A dor era insuportável, contudo, de alguma maneira, foi capaz de manter seus olhos fechados e tampar seus ouvidos.

Sentia sua pele cada vez mais em carne viva, quando a dor e o frio começaram a diminuir subitamente, substituídas por um calor e um toque gentil.

Apesar do sentimento de conforto, ainda temia abrir os olhos e tirar as mãos de seus ouvidos.

Contudo, por mais que tentasse não escutar nada, uma voz longínqua podia ser ouvida.

— Está tudo bem, Luna...

— Não está anda bem! — gritou enquanto as lágrimas insistiam em escapar de seus olhos. — O que eu fiz é imperdoável.

— Você salvou pessoas, se colocou em risco para proteger desconhecidos! Isso não é imperdoável, é admirável. — A voz soou extremamente orgulhosa, calorosa e, de certa forma, triste.

— Raymond...? — perguntou a princesa ao reconhecer a voz.

Ao abrir os olhos, percebeu o guarda-costas abraçando-a com uma força como se temesse perdê-la.

A tempestade continuava, contudo, por algum motivo, todos deixaram suas preocupações de lado por sua causa.

— O que está acontecendo? — perguntou desesperada. — As criatu...

— Nossa luta já acabou — disse o guarda-costas. — O tornado não deixa mais nada se aproximar, e Sariel, Feng Ping e Aegreon estão lidando com o portal.

Ao ouvir isso, Luna percebeu as pessoas olhando-a, acreditando que a odiavam por ter assassinado seus amigos, familiares e companheiros, pôs-se a chorar descontroladamente.

— Me desculpem... — disse entre soluços. — Eu não queria fazer isso.

Muitos permaneceram em silêncio com expressões conflitadas.
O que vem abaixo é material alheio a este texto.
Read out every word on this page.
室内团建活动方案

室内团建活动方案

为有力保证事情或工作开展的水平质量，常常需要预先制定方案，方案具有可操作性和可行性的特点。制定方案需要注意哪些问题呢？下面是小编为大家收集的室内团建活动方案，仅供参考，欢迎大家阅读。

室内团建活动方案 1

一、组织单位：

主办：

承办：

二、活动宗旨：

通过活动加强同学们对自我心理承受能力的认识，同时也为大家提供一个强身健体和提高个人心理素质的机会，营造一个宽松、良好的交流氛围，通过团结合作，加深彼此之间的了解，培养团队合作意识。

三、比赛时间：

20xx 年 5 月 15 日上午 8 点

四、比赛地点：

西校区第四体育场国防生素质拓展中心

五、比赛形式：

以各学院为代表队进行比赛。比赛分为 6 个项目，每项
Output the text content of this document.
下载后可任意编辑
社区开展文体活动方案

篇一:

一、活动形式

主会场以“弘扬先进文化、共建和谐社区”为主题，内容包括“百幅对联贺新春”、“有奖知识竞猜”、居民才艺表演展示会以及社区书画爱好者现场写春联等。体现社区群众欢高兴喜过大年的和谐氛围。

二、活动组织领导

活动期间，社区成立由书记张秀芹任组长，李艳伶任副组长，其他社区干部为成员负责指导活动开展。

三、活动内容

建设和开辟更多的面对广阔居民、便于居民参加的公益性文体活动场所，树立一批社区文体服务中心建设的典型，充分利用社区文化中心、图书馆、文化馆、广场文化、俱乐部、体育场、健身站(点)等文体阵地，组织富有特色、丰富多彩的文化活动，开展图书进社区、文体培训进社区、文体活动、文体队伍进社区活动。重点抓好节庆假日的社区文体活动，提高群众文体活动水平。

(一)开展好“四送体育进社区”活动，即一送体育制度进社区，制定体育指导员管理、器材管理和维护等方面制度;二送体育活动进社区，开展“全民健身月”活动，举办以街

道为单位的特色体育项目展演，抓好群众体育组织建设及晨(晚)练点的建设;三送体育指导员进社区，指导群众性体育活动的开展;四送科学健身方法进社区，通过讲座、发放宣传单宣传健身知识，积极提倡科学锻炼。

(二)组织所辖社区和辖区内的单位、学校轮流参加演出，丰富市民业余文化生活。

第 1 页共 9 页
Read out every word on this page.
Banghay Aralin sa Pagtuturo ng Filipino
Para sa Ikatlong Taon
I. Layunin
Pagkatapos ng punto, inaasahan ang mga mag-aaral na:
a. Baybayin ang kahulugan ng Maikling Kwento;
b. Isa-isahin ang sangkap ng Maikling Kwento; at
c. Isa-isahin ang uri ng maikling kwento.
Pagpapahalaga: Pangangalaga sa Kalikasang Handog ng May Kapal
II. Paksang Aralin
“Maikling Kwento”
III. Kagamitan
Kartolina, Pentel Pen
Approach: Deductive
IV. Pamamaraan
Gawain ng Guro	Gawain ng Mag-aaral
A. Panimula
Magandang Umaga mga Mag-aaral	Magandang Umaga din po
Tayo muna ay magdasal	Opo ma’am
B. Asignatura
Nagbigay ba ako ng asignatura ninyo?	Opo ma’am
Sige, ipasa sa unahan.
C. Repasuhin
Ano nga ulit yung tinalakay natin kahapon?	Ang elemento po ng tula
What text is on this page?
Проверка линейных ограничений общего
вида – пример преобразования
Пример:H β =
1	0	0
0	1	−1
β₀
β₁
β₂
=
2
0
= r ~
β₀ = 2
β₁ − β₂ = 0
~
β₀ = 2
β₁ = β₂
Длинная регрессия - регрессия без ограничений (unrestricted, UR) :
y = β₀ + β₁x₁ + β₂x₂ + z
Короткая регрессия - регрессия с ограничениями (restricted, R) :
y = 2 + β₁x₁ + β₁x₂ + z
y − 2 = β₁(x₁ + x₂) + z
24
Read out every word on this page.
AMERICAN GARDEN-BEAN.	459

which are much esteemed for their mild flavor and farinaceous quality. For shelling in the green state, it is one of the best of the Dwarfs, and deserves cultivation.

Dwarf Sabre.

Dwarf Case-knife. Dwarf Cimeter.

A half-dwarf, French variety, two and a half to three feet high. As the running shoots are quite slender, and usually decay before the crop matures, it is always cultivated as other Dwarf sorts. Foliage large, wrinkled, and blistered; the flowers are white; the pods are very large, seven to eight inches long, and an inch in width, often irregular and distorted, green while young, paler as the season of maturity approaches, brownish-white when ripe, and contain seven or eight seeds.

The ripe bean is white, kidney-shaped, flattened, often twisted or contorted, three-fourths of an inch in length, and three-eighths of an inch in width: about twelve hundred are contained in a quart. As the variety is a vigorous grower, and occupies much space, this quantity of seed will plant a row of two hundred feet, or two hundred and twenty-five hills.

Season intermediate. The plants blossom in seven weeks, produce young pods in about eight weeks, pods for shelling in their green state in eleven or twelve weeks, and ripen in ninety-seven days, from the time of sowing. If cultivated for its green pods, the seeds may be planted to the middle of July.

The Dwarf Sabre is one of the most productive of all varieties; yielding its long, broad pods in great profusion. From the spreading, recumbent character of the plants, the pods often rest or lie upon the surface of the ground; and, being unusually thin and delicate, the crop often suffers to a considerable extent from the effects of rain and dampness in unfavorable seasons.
Alguns até a encaravam com raiva.

— Coitada, é tão jovem e teve de lidar com aquelas aberrações... — disse uma idosa. — Não é à toa que está chorando... Mas agora está tudo bem, querida.

Ao perceber a maneira amigável a idosa se dirigiu a ela, Luna ficou confusa.

— Por que está sendo tão gentil comigo? — perguntou ainda em prantos. — Eu... matei seus amigos... familiares...

— Eu vi o que você fez... — disse a idosa. — Fez de tudo possível para não machucar eles, e só matou quando um de nós estava em perigo... Não foi sua culpa.

Apesar dessas palavras, muitos não concordavam com aquilo e até mesmo a encaravam de maneira hostil.

Luna claramente percebeu isso, fazendo-a se sentir ainda mais culpada.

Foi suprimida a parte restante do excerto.